Finalement, et comme lors de son premier mandat, Trump a opté pour un initié de Wall Street, le patron des hedge funds Scott Bessent.
Dans une interview en octobre, Bessent a déclaré que le projet de Trump d'imposer des droits de douane plus élevés sur les importations était un outil de négociation « maximaliste » dans les négociations commerciales. « Mon point de vue général est qu'en fin de compte, c'est un partisan du libre-échange », a-t-il déclaré. « Il faut aggraver pour désamorcer. »
Trump a immédiatement montré qu’il s’agissait d’un vœu pieux. Après tout, « intensifier pour désamorcer » est le slogan de l'armée israélienne alors qu'elle dévaste Gaza et le Liban. Lundi, il a annoncé qu'il imposerait des droits de douane sur les importations en provenance de Chine, du Canada et du Mexique dès son premier jour de mandat.
Il ne fait aucun doute que la menace d’une augmentation des droits de douane est ce qui inquiète le plus les grandes entreprises à propos de Trump. Des droits de douane plus élevés ne perturberaient pas seulement le commerce mondial. Ils pourraient faire augmenter l’inflation. C’est pourquoi les commerçants, les banquiers et les patrons craignent que les taux d’intérêt ne baissent pas aussi vite que prévu. Les banques centrales pourraient maintenir des taux élevés pour contrer l’impact inflationniste des tarifs douaniers.

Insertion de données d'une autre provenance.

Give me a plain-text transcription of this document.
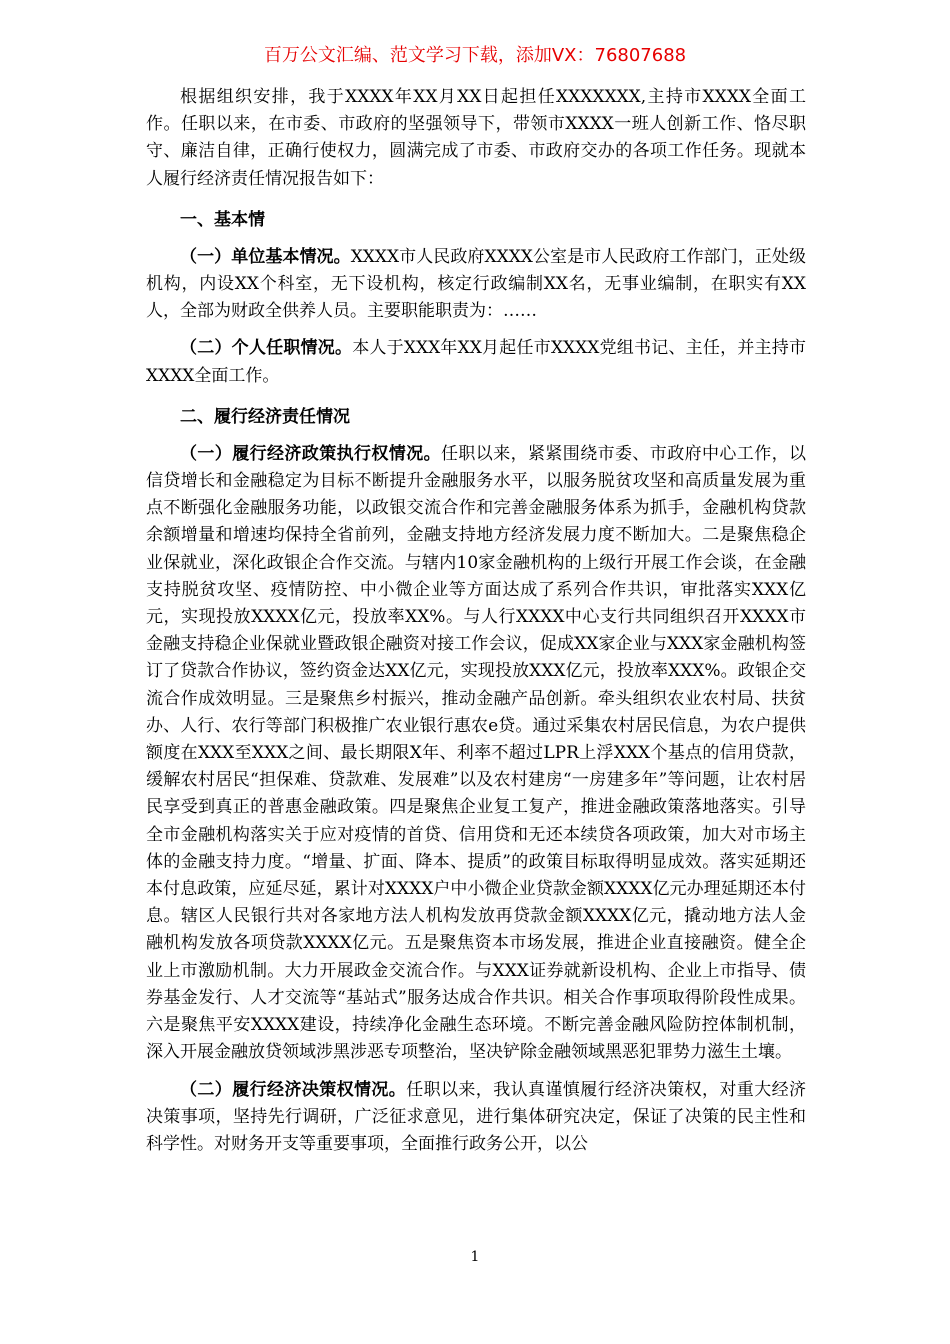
百万公文汇编、范文学习下载，添加VX：76807688

根据组织安排，我于XXXX年XX月XX日起担任XXXXXXX,主持市XXXX全面工作。任职以来，在市委、市政府的坚强领导下，带领市XXXX一班人创新工作、恪尽职守、廉洁自律，正确行使权力，圆满完成了市委、市政府交办的各项工作任务。现就本人履行经济责任情况报告如下：

一、基本情

（一）单位基本情况。XXXX市人民政府XXXX公室是市人民政府工作部门，正处级机构，内设XX个科室，无下设机构，核定行政编制XX名，无事业编制，在职实有XX人，全部为财政全供养人员。主要职能职责为：……

（二）个人任职情况。本人于XXX年XX月起任市XXXX党组书记、主任，并主持市XXXX全面工作。

二、履行经济责任情况

（一）履行经济政策执行权情况。任职以来，紧紧围绕市委、市政府中心工作，以信贷增长和金融稳定为目标不断提升金融服务水平，以服务脱贫攻坚和高质量发展为重点不断强化金融服务功能，以政银交流合作和完善金融服务体系为抓手，金融机构贷款余额增量和增速均保持全省前列，金融支持地方经济发展力度不断加大。二是聚焦稳企业保就业，深化政银企合作交流。与辖内10家金融机构的上级行开展工作会谈，在金融支持脱贫攻坚、疫情防控、中小微企业等方面达成了系列合作共识，审批落实XXX亿元，实现投放XXXX亿元，投放率XX%。与人行XXXX中心支行共同组织召开XXXX市金融支持稳企业保就业暨政银企融资对接工作会议，促成XX家企业与XXX家金融机构签订了贷款合作协议，签约资金达XX亿元，实现投放XXX亿元，投放率XXX%。政银企交流合作成效明显。三是聚焦乡村振兴，推动金融产品创新。牵头组织农业农村局、扶贫办、人行、农行等部门积极推广农业银行惠农e贷。通过采集农村居民信息，为农户提供额度在XXX至XXX之间、最长期限X年、利率不超过LPR上浮XXX个基点的信用贷款，缓解农村居民“担保难、贷款难、发展难”以及农村建房“一房建多年”等问题，让农村居民享受到真正的普惠金融政策。四是聚焦企业复工复产，推进金融政策落地落实。引导全市金融机构落实关于应对疫情的首贷、信用贷和无还本续贷各项政策，加大对市场主体的金融支持力度。“增量、扩面、降本、提质”的政策目标取得明显成效。落实延期还本付息政策，应延尽延，累计对XXXX户中小微企业贷款金额XXXX亿元办理延期还本付息。辖区人民银行共对各家地方法人机构发放再贷款金额XXXX亿元，撬动地方法人金融机构发放各项贷款XXXX亿元。五是聚焦资本市场发展，推进企业直接融资。健全企业上市激励机制。大力开展政金交流合作。与XXX证券就新设机构、企业上市指导、债券基金发行、人才交流等“基站式”服务达成合作共识。相关合作事项取得阶段性成果。六是聚焦平安XXXX建设，持续净化金融生态环境。不断完善金融风险防控体制机制，深入开展金融放贷领域涉黑涉恶专项整治，坚决铲除金融领域黑恶犯罪势力滋生土壤。

（二）履行经济决策权情况。任职以来，我认真谨慎履行经济决策权，对重大经济决策事项，坚持先行调研，广泛征求意见，进行集体研究决定，保证了决策的民主性和科学性。对财务开支等重要事项，全面推行政务公开，以公

1
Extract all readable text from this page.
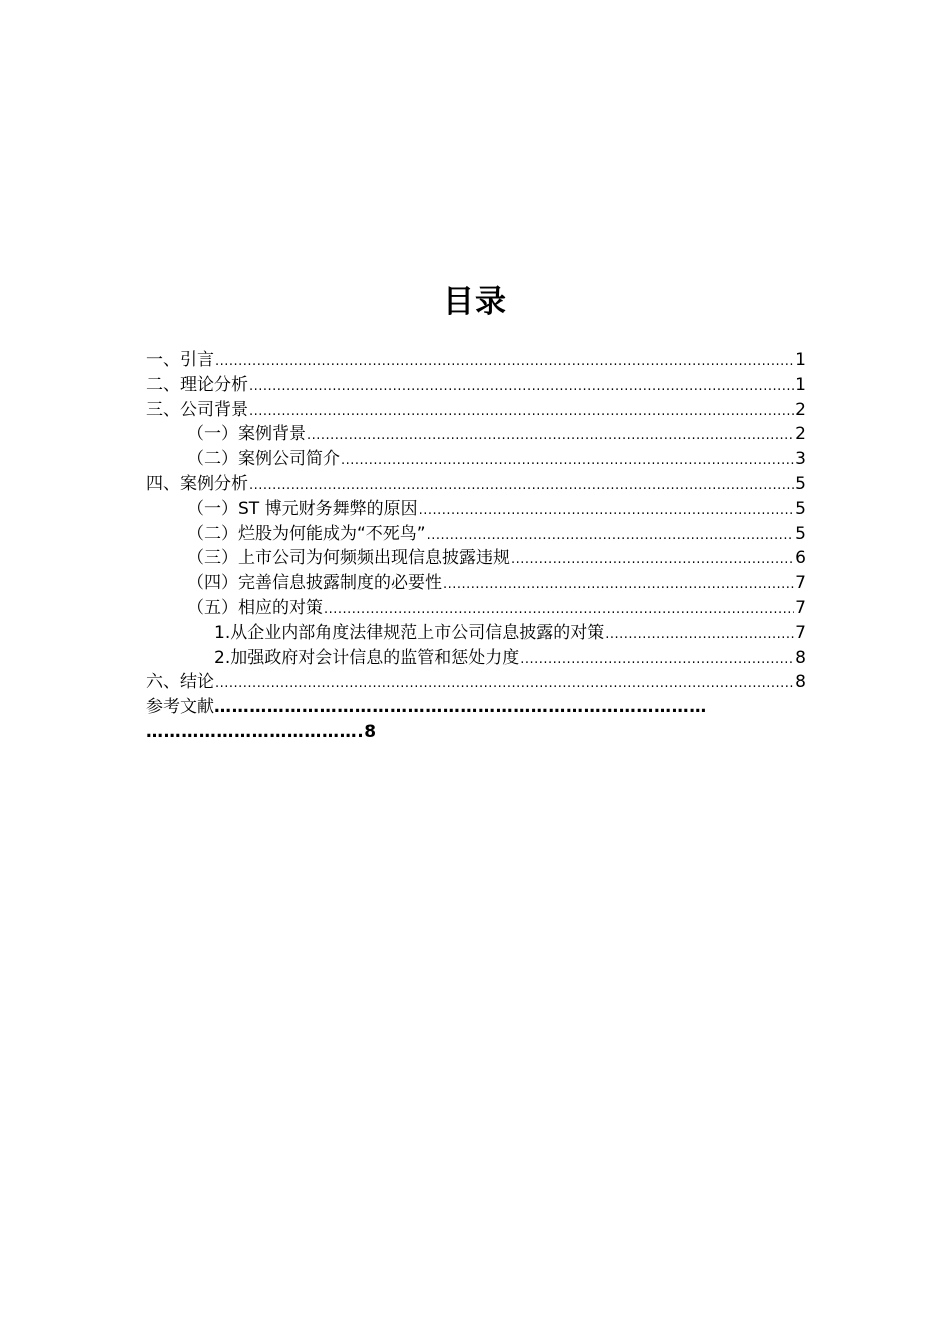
目录
一、引言 .....	1
二、理论分析 .....	1
三、公司背景 .....	2
（一）案例背景 .....	2
（二）案例公司简介 .....	3
四、案例分析 .....	5
（一）ST 博元财务舞弊的原因 .....	5
（二）烂股为何能成为“不死鸟” .....	5
（三）上市公司为何频频出现信息披露违规 .....	6
（四）完善信息披露制度的必要性 .....	7
（五）相应的对策 .....	7
1.从企业内部角度法律规范上市公司信息披露的对策 .....	7
2.加强政府对会计信息的监管和惩处力度 .....	8
六、结论 .....	8
参考文献…………………………………………………………………………
……………………………….8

Mais des préoccupations plus larges ont motivé la chroniqueuse du Financial Times, Rana Foroohar, à écrire : « Je redoute déjà le ralentissement qui surviendra sûrement à un moment donné au cours de la présidence de Trump. » Elle souligne la faible base de la croissance économique relativement robuste que connaît l’économie américaine par rapport au reste du capitalisme occidental.

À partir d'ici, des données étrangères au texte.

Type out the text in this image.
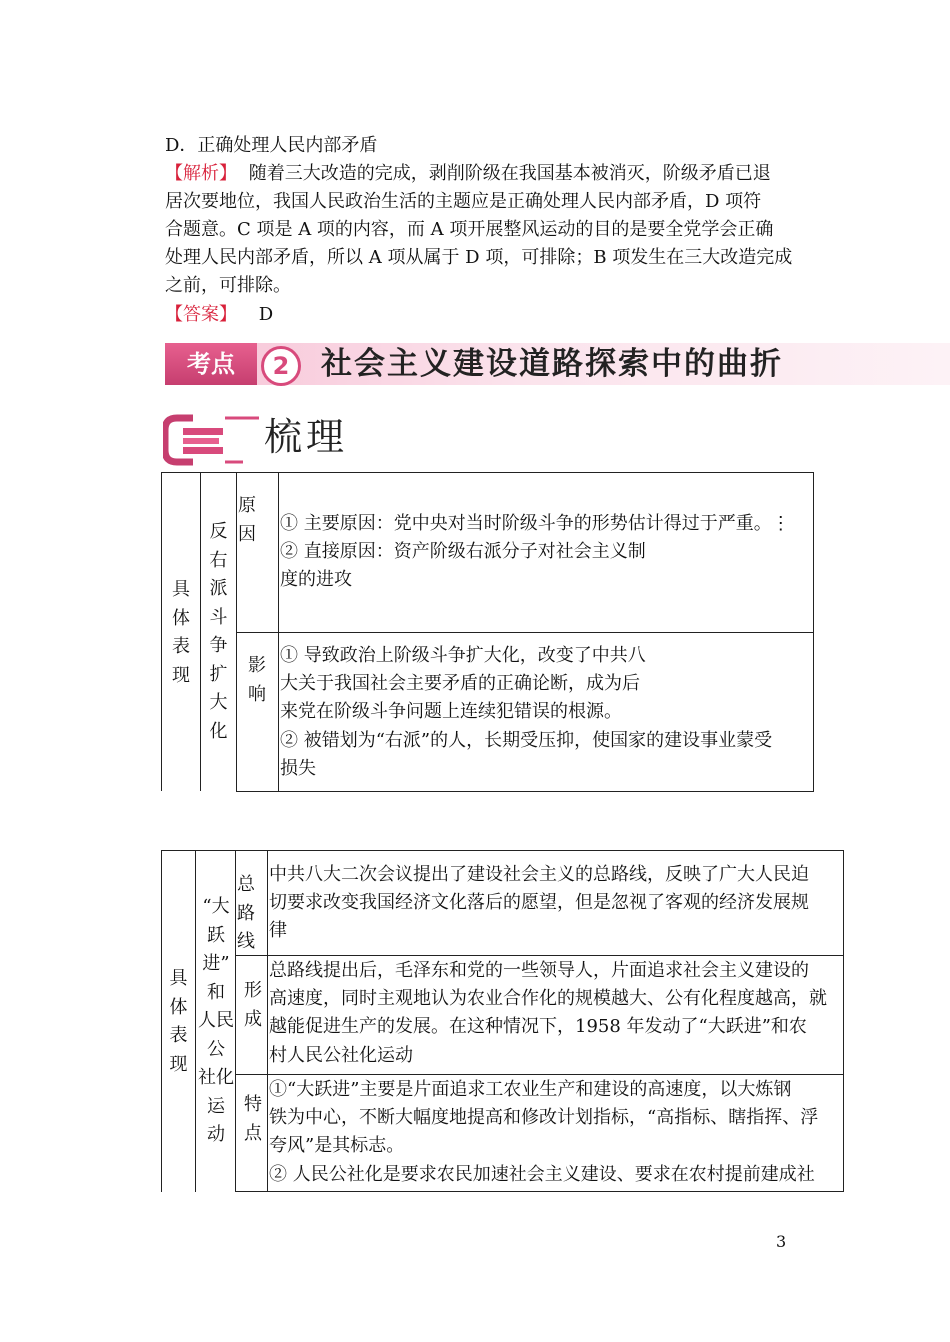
D．正确处理人民内部矛盾
【解析】 随着三大改造的完成，剥削阶级在我国基本被消灭，阶级矛盾已退
居次要地位，我国人民政治生活的主题应是正确处理人民内部矛盾，D 项符
合题意。C 项是 A 项的内容，而 A 项开展整风运动的目的是要全党学会正确
处理人民内部矛盾，所以 A 项从属于 D 项，可排除；B 项发生在三大改造完成
之前，可排除。
【答案】 D
考点	2	社会主义建设道路探索中的曲折
梳理
具
体
表
现
反
右
派
斗
争
扩
大
化
原
因
影
响
① 主要原因：党中央对当时阶级斗争的形势估计得过于严重。⋮
② 直接原因：资产阶级右派分子对社会主义制
度的进攻
① 导致政治上阶级斗争扩大化，改变了中共八
大关于我国社会主要矛盾的正确论断，成为后
来党在阶级斗争问题上连续犯错误的根源。
② 被错划为“右派”的人，长期受压抑，使国家的建设事业蒙受
损失
具
体
表
现
“大
跃
进”
和
人民
公
社化
运
动
总
路
线
形
成
特
点
中共八大二次会议提出了建设社会主义的总路线，反映了广大人民迫
切要求改变我国经济文化落后的愿望，但是忽视了客观的经济发展规
律
总路线提出后，毛泽东和党的一些领导人，片面追求社会主义建设的
高速度，同时主观地认为农业合作化的规模越大、公有化程度越高，就
越能促进生产的发展。在这种情况下，1958 年发动了“大跃进”和农
村人民公社化运动
①“大跃进”主要是片面追求工农业生产和建设的高速度，以大炼钢
铁为中心，不断大幅度地提高和修改计划指标，“高指标、瞎指挥、浮
夸风”是其标志。
② 人民公社化是要求农民加速社会主义建设、要求在农村提前建成社
3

Selon le cabinet d'études TS Lombard, « ce cycle économique a toujours semblé « artificiel » et il a été alimenté par une série de forces temporaires ou ponctuelles, telles que la réouverture en cas de pandémie, les mesures de relance budgétaire, l'épargne excédentaire, les dépenses de revanche, etc. récemment une immigration (plus élevée) et une participation au marché du travail.
Foroohar cite également une évaluation encore plus pessimiste de Dennis Kelleher de Better Markets, une fondation critique à l'égard de Wall Street. « Je pense que nous connaîtrons un pic de sucre pendant deux ans sous Trump, mais à terme, nous nous dirigeons vers une correction potentiellement catastrophique – quelque chose de bien pire que la crise financière mondiale de 2008. C'est parce que nous avons un système financier qui est essentiellement extractive », écrit Kelleher. Le contre-argument à ce type de critique est que les marchés financiers sont poussés à la hausse par une révolution technologique, les progrès de l’intelligence artificielle (IA).
Il reste à voir dans quelle mesure l’IA augmente la productivité et la rentabilité. Même si c’est le cas de manière significative, cela ne veut pas dire qu’il ne gonfle pas une bulle financière.
Comme le souligne Aiden Reiter, d’une autre rubrique du Financial Times, Unhedged, « les chemins de fer et Internet ont tout changé également, mais leur première manifestation s’est manifestée par l’éclatement de bulles. La combinaison du fait que l’IA est évidemment une chose étonnante et importante, et du fait que nous ne comprenons pas vraiment comment elle fonctionnera en tant qu’industrie, en fait un carburant à bulles absolument parfait.
En effet, alors qu’il travaillait sur son chef-d’œuvre Le Capital, Karl Marx étudiait de près le krach financier de 1866. Cela représentait l’éclatement d’une bulle spéculative sauvage sur les actions des compagnies ferroviaires. Les chemins de fer étaient une innovation technique qui a transformé mais aussi déstabilisé l’économie britannique et, bien sûr, mondiale.
Le capitalisme était alors en plein essor. Maintenant, c'est beaucoup plus fragile. Tel un taureau dans un magasin de porcelaine, Trump, dans sa deuxième administration, va encore plus le déstabiliser.